Olivier Dupuy added a comment - 09/Mar/2011 3:56 PM - edited I had exactly the same problem. We create accounts and publish pages remotely. As the users can restrict a page in view or edit on the wiki, the publication fails. The solution is to test from the client before publishing. I need to replicate all the existing confluence logic which is not exposed as an API global permissions (I did not go so far but I could) space permissions (ability to add and edit pages in the space) page content permissions ("View" or "Edit") In addition of this there is the bug CONF-10271 This is a hell lot of work which should be exposed directly to be up to date with your security model I will put the code below in a comment for the poor one who has to do the same. Possibly I will have to implement the same logic to know if I can remotely add a comment... and why not an attachment... Related issue, not all the space permissions can be retrieved by RPC. Only 4 of them even if the user has all of them... CONF-21951 so as an example the ability to effectively remotely create an attachment cannot be asserted. The solution is for the remote API (and for the local one) is to add the effective.. variant for all the ones below e.g. for getPermissions(String token, String spaceKey) create getEffectivePermissions(String token, String spaceKey) page and space permissions listed on http://confluence.atlassian.com/display/CONFDEV/Remote+API+Specification#RemoteAPISpecification-Permission Vector<String> getPermissions(String token, String spaceKey) - Returns a Vector of Strings representing the permissions the current user has for this space (a list of "view", "modify", "comment" and / or "admin"). Vector<String> getPermissionsForUser(String token, String spaceKey, String userName) - Returns a Vector of Strings representing the permissions the given user has for this space. (since 2.1.4) Vector<Permission> getPagePermissions(String token, String pageId) - Returns a Vector of Permissions representing the permissions set on the given page. Vector<ContentPermissionSet> getContentPermissionSets(String token, String contentId) - returns all the page level permissions for this page as ContentPermissionSets Hashtable getContentPermissionSet(String token, String contentId, String permissionType) - returns the set of permissions on a page as a map of type to a list of ContentPermission, for the type of permission which is either 'View' or 'Edit'

Bernie Durfee added a comment - 21/Sep/2010 6:13 PM Absolutely.

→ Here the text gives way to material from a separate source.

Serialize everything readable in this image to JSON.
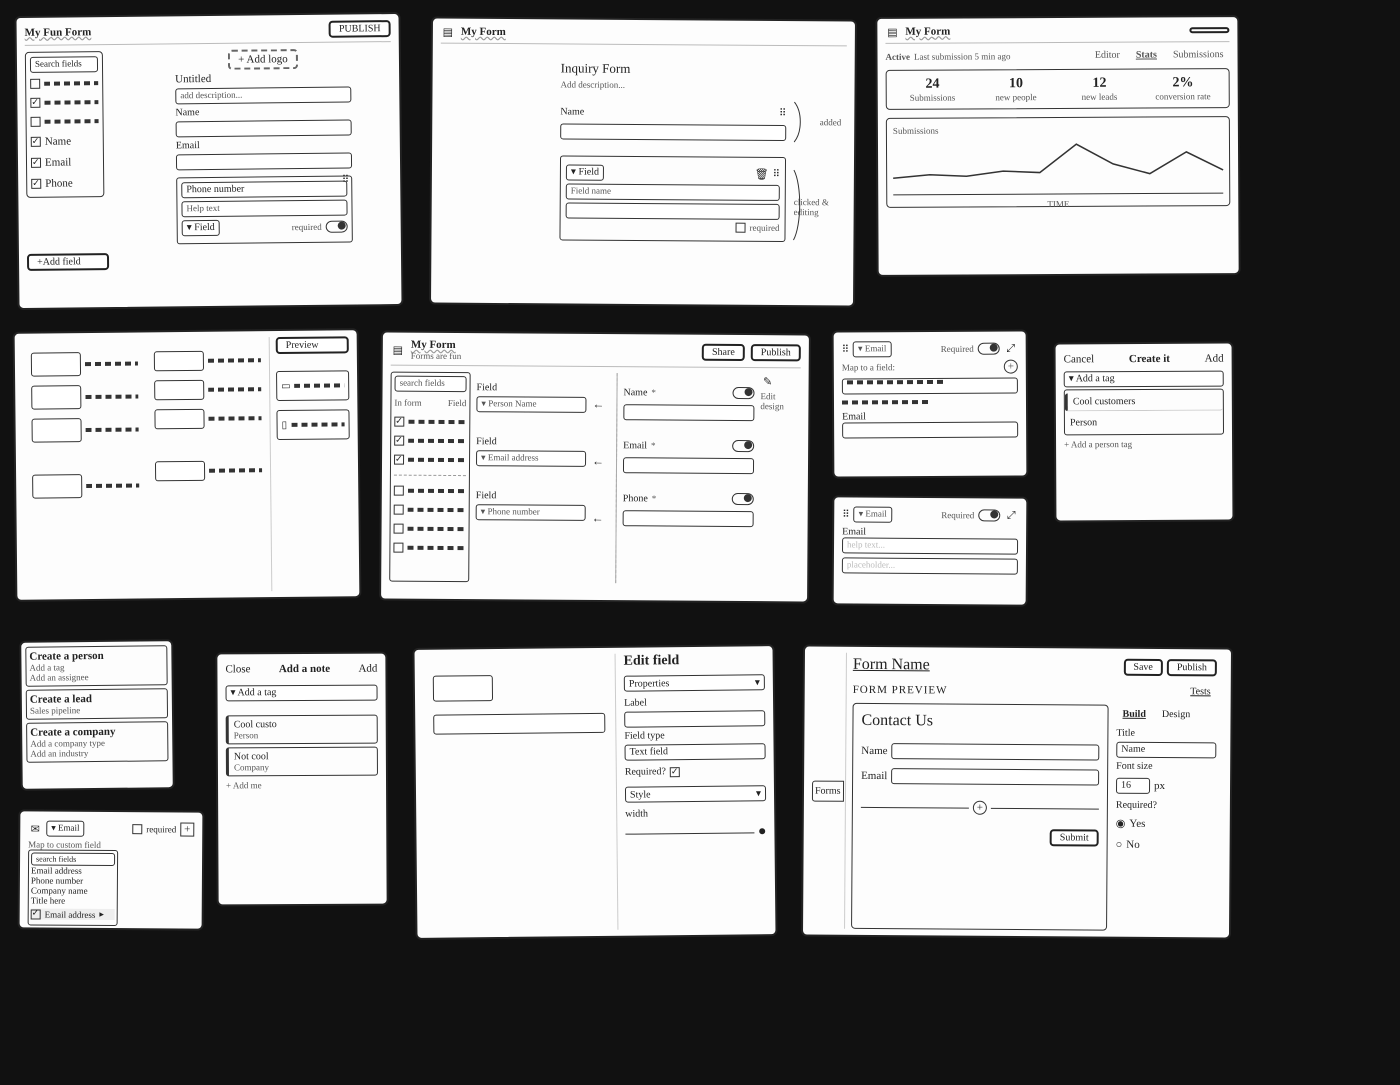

The page restrictions UI should show the effective permissions for the users that have specific page permissions. The problem I'm having is that a user was given edit permission (in the form of an anti-restriction) to a page. The user who received the permission still couldn't edit the page. The reason was the user was in a security group that was restricted (in the form of an anti-permission) from adding or editing pages in the space. This was awfully confusing and took quite a bit of digging to figure out. Besides the obvious need to fix the nomenclature surrounding the Confluence permissions system, the addition of an 'effective permissions' check would have made this easy to figure out. I could have seen that even though the user was give edit permission (anti-restriction) to the page, they were still being restricted by the space restriction (anti-permission). As I was writing this I noticed that the original request was submitted over 3 years ago. So I don't suppose I have a snowball's chance of seeing this implemented. Thanks anyway!